Practice generates a pile o' prints
A group of fool-hardy undaunted folks are getting together tomorrow to start work on the spring 2010 PhotocampUtah. On my wish list for the next round is a display of prints contributed by the campers. So imagine my dismay when I met up with a Photowalker last week who confessed that, even though he is quite a capable photographer and has traveled the world making photos, he had just made his first print. Worse, he wasn't very happy with the results. I was able to show him a few tricks I use when printing at Costco. He left a happy camper, but he got me thinking: if he is just starting out with printing, a number of Photocampers are probably in the exact same spot: unsure how to get started making prints and/or unhappy with their initial results.
So to help us get ready to produce a fabulous collection of prints at PhotocampUtah 2010, I propose the Print-a-week Challenge: make a single work print (not a final print, just a test print), at least 8x10 in size, every week from now until Photocamp. Any subject, any printer, any paper, ink, whatever you want to try. Just print a photograph on real, honest paper.
In the wet darkroom era, there was no dodging the printing process-- unless you were satisfied just looking at negatives or slides. Today, with email and on-line sharing of image files, many photographers who started out in the digital era have altogehter skipped learning the printing process. That's not really surprising: there is an overwhelming amount to learn about working a camera and then the post-processing software. Adding one more skill-set to the toolkit can seem daunting. Who wants to suffer through potentially unsuccessful early experiments if it can be avoided. Just upload 'em to Flickr and forget about it!
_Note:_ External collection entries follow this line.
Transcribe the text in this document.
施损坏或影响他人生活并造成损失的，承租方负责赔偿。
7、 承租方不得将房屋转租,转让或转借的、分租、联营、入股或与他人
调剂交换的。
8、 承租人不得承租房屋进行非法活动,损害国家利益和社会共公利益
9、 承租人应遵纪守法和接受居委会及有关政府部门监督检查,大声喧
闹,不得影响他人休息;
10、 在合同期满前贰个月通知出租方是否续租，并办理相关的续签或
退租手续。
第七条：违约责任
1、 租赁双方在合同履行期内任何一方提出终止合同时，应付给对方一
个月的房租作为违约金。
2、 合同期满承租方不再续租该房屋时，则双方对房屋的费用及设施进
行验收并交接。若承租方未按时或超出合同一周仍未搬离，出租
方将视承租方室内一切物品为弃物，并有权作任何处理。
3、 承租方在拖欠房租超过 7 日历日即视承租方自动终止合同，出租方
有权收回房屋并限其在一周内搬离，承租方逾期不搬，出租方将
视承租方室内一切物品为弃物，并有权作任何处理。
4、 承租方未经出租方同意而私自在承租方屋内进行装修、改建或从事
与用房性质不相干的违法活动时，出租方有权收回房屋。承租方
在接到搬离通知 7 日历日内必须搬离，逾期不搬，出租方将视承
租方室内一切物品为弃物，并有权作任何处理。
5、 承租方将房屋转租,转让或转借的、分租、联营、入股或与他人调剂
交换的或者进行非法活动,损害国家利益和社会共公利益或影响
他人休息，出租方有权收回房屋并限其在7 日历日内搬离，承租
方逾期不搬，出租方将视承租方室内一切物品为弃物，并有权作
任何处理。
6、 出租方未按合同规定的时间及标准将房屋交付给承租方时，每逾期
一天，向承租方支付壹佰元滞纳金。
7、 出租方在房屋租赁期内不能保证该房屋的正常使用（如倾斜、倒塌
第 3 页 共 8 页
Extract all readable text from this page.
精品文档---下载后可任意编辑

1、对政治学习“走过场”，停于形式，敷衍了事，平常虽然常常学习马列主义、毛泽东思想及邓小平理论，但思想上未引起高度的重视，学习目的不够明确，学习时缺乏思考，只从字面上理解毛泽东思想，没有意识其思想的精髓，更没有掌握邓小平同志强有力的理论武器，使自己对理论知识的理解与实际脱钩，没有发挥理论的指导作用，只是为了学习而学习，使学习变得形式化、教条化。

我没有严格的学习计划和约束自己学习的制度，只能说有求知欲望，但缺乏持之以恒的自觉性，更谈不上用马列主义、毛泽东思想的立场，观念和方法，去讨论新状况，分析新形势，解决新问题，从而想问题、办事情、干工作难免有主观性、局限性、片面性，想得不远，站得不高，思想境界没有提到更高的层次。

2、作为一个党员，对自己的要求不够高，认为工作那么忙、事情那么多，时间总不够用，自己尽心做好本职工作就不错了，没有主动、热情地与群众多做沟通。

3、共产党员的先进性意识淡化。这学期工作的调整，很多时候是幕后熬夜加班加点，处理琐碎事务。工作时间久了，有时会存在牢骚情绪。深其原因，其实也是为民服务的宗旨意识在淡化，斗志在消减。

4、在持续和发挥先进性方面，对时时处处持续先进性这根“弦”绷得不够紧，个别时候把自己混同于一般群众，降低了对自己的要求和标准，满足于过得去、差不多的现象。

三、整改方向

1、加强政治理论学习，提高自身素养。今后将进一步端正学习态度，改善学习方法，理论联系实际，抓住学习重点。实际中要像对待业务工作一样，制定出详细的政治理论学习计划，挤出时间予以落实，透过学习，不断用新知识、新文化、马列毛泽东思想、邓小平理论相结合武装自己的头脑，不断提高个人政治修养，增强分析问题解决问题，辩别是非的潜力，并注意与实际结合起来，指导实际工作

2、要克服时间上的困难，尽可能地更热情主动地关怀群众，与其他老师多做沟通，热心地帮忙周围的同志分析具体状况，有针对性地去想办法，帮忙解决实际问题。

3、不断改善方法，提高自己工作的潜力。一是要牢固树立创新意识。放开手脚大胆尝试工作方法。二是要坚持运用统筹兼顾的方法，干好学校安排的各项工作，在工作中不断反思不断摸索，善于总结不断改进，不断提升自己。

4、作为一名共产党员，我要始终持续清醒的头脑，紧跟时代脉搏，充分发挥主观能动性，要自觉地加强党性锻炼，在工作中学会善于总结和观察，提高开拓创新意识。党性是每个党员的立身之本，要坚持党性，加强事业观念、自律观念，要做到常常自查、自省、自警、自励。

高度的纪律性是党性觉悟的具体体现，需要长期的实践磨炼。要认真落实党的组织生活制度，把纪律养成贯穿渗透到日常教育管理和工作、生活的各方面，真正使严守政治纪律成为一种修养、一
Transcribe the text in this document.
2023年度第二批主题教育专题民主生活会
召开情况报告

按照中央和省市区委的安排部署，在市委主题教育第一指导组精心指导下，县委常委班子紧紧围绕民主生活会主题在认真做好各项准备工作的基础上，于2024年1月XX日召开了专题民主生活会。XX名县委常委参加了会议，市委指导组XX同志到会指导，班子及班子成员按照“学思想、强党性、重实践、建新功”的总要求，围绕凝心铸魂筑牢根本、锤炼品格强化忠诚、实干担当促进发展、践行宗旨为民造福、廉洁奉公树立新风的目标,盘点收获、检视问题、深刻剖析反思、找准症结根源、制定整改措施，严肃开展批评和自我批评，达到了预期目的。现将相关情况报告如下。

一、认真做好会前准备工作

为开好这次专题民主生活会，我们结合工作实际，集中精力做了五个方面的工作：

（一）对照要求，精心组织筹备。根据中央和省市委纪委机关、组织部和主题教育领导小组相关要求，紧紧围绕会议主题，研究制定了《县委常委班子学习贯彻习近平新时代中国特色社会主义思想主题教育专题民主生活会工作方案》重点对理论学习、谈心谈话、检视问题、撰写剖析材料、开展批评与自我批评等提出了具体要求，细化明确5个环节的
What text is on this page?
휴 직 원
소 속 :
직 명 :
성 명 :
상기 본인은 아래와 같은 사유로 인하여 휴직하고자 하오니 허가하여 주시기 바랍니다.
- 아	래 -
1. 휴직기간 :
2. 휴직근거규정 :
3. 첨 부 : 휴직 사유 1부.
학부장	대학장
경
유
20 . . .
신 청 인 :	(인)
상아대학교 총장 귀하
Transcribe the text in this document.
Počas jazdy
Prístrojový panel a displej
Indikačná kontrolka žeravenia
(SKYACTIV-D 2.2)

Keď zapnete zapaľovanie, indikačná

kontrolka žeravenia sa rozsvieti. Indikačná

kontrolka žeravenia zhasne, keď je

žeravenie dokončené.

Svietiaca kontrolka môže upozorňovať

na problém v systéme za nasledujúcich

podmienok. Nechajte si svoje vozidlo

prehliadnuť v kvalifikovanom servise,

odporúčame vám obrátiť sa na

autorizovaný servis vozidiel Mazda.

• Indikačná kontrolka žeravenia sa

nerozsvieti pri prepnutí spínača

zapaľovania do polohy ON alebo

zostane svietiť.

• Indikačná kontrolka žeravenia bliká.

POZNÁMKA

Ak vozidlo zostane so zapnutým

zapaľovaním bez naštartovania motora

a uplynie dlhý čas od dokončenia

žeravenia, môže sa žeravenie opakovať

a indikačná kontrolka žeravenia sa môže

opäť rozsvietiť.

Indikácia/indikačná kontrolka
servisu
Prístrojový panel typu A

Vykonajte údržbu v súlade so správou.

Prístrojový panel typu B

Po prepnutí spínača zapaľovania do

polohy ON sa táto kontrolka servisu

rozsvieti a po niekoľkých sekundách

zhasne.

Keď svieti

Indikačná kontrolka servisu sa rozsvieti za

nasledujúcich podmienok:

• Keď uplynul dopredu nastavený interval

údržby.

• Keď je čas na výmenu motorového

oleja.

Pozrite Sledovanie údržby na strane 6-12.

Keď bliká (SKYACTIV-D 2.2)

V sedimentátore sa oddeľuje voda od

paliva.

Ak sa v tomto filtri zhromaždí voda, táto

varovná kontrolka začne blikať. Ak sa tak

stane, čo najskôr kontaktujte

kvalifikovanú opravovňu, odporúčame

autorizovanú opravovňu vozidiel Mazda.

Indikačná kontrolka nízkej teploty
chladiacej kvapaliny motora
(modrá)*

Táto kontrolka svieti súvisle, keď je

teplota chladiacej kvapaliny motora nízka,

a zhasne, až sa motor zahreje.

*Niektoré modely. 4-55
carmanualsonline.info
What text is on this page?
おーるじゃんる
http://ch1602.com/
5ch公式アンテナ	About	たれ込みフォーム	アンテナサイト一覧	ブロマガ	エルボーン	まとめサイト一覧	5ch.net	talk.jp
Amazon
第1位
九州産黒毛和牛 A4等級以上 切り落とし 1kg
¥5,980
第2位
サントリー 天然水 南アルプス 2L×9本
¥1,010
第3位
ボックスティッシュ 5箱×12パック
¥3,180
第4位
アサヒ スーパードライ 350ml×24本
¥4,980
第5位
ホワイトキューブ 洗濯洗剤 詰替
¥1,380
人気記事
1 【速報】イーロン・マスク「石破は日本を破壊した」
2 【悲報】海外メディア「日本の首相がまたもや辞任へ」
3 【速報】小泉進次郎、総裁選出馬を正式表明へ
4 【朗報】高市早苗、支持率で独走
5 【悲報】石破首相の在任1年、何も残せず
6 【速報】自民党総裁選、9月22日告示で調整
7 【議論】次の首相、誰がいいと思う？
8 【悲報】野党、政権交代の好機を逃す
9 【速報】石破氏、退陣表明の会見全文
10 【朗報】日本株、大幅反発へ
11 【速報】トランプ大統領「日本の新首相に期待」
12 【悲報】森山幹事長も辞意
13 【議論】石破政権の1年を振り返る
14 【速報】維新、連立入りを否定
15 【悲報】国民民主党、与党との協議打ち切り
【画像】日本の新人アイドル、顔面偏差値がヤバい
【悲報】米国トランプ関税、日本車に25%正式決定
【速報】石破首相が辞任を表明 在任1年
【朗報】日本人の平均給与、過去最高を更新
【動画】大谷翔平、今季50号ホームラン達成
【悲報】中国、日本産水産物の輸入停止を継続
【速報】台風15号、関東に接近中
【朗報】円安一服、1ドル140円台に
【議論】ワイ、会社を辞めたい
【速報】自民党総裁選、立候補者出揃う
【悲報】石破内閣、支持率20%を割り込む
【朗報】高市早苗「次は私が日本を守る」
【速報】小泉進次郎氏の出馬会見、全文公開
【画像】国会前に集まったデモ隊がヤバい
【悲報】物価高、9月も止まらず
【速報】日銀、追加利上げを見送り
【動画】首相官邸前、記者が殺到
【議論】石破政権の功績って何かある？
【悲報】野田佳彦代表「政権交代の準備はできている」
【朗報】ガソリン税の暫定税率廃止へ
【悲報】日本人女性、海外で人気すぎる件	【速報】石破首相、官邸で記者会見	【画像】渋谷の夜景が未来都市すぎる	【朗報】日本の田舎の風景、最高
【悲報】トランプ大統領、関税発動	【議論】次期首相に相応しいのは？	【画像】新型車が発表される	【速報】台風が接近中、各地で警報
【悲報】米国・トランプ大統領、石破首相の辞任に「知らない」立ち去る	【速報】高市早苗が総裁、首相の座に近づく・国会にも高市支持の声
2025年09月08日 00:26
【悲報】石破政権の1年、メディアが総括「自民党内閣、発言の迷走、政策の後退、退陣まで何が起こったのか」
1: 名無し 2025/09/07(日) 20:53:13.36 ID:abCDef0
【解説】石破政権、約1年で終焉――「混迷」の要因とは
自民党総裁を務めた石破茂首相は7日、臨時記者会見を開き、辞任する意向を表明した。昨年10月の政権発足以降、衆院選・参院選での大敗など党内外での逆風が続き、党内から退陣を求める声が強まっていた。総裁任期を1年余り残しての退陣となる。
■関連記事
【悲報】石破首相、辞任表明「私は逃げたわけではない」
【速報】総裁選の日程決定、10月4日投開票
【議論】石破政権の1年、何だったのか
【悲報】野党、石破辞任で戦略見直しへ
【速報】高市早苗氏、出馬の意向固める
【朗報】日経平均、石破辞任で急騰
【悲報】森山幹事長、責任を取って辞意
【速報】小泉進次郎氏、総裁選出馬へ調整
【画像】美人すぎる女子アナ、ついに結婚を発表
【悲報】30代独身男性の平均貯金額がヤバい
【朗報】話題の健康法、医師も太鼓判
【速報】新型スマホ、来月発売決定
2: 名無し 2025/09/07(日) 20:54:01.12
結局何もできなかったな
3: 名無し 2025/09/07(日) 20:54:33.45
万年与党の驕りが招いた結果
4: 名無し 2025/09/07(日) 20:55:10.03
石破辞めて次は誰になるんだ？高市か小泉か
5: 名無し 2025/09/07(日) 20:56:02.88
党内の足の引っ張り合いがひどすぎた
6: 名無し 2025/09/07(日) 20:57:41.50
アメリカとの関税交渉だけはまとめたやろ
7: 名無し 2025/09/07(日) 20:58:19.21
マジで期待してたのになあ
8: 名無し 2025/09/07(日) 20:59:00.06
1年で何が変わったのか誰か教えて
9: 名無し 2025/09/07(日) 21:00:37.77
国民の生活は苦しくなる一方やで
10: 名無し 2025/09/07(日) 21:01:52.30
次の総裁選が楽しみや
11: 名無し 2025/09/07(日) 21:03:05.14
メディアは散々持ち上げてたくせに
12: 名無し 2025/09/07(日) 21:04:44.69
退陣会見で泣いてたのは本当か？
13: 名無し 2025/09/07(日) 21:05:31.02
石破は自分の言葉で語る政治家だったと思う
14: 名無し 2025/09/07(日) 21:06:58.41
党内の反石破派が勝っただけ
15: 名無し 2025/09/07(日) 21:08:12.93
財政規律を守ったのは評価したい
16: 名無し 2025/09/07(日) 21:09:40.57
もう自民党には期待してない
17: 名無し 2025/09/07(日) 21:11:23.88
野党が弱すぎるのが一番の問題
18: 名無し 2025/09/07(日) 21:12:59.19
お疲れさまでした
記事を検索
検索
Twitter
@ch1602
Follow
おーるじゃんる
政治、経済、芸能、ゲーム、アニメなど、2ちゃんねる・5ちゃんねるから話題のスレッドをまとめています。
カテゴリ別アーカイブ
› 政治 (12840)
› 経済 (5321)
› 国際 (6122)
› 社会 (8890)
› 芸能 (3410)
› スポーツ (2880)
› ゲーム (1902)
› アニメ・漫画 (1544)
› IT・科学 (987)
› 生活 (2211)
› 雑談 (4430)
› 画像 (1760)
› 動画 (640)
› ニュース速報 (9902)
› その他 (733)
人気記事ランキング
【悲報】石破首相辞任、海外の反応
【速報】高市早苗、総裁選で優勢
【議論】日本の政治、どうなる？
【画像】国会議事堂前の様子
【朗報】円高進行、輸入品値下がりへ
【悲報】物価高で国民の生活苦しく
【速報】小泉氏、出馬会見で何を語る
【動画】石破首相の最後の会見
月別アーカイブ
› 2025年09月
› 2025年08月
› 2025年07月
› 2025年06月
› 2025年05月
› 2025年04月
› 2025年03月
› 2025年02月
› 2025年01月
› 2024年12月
But there will come a day when you want a print. Not just any print, but a great print of your work. Maybe as a gift to someone special. Maybe as a representation of your work (it's not always easy to carry around a computer monitor to show off your portfolio). Maybe you want, as I did, to pitch a proposal to someone and you want it to impress them immediately, not for them to have to toss a DVD in THEIR computer, which is twice as likely to get tossed into the trash as looked at. That's not the time to learn the print-making craft.
The time is now. The only way to learn to make prints is--to make prints. Books and articles will help, but without a work print in hand to evaluate, view under different lighting conditions, tack to the wall, recrop with an exacto knife, what you read is just information, not knowledge.
What can you get out making a work print each week?
- learn how to crop for different aspect ratios (which may affect how you shoot in the field to leave yourself options),
- learn how much saturation, contrast, brightness works for your images,
- learn how much sharpening to apply,
- experience the pleasure of showing your pictures with people who (horror) don't read your blog,
- have fun giving them away
- assemble a portfolio, one piece at a time, to share and discuss with other photographers.
- confidence that you can make a print whenever you need to.
Even if you don't have a printer, if you have a Costco membership, you can participate in the Challenge for $1.49 per week (plus tax, where applicable). I printed most of my give-away prints for people I met doing the Highway 89 project at Costco because I can't print that cheaply on my Epson 2200.
As we go forward, I will share some tools and tips I've picked up when I started my own personal print-a-week goal a few years ago, and perhaps a guest blogger or two. If there's interest, we can have a meet-up to share and fine-tune prints before Photocamp. Even if you can't possibly attend PhotocampUtah 2010, please participate in the Print-a-week Challenge and share what you are learning with others.
The word "photograph," remember, comes from the roots for "light-writing". Not "light-temporarily illuminating a monitor." Commit a photograph to paper this week, report back with your success and encourage another photographer to do the same.